As the people wait for the postelection wrangling to play out, the city has found itself hosting police units from outside the capital. Around 120 border police from Kandal province have been in the city since July 22. Officially they are here to maintain order, but in reality their job is to crack down on demonstrations.
Stationed along Sihanouk Boulevard and near the railway station, their job is to stand guard from 6 a.m. until 5 p.m. None of those to whom the Post spoke are thrilled to be in Phnom Penh. In fact, they say they are fed up.
"I don't have the training for this," said Chheng, not his real name. "I am used to working along the border, not in the city."
They don't know why they have been here so long-they said they were simply following orders. And they don't know when they will be allowed to return home.
And despite the fact that they have not yet had to act, they admit their presence worries the city folk. That is because people usually associate a police presence with chaos or political problems.
Forty-year-old photographer Leng Kim Cheun, for instance, feels uncomfortable about them being here.
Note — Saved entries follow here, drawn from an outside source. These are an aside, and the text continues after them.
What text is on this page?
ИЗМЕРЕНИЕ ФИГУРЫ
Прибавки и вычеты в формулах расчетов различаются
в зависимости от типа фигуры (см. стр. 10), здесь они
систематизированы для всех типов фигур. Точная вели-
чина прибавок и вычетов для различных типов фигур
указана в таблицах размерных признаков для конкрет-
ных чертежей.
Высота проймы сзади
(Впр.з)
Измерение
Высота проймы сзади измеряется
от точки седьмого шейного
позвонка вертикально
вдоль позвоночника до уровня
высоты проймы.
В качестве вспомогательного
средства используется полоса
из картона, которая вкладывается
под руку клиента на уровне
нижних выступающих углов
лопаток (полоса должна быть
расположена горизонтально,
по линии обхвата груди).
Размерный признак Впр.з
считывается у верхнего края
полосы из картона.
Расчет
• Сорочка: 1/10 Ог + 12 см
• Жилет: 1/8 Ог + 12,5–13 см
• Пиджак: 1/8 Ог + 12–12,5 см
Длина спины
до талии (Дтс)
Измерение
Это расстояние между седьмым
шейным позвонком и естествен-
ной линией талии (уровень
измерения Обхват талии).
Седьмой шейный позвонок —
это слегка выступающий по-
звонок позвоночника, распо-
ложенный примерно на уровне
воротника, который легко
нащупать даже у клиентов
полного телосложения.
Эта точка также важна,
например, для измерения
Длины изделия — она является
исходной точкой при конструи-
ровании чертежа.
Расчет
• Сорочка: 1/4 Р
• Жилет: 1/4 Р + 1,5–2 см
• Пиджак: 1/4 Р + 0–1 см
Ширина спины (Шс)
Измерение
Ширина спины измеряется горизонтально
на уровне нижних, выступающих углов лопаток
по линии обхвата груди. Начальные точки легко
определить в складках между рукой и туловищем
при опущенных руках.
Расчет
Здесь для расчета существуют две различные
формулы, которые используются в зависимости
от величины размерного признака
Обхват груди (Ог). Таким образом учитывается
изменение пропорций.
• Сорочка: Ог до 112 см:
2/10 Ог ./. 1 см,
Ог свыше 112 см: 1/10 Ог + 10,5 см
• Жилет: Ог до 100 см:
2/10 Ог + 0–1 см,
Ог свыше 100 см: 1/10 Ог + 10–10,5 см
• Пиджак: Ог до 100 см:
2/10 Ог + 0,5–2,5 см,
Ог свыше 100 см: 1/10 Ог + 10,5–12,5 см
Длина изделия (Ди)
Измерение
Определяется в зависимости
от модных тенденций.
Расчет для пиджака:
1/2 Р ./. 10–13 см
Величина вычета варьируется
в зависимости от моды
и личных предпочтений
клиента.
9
"I don't believe the police have come here to protect our security," he said. "They are here to crack down on demonstrations that could happen at any time."
His concerns were echoed by 50-year-old motodup Kuy Pheng. He said he supports non-violent demonstrations, but is worried the presence of the outsiders could turn such protests violent.
"They don't have any close feelings with the city people, so they can do anything to us," said Pheng.
Chan Saveth is the deputy head of human rights group ADHOC's investigation department. He said the NGO was not looking into the problem yet, as there had so far been no problems.
"As long as they don't cause chaos or violate human rights, then it's OK," he said, although he acknowledges their presence does unnerve people.
Well, it shouldn't, said the city's deputy police chief, Moung Khim: "Only wrongdoers will feel uneasy about them being here."
But back on Sihanouk Boulevard, Chheng and his colleagues are missing the planting season. He says they want to go home and join their families in the rice fields. Not only are they bored, but the food in the city is terrible, and they are still getting the same low monthly salary of just 70-80,000 riel (around $20).
"I really want to see the next government formed peacefully so that I can go home," Chheng said. "I miss my wife and children a lot."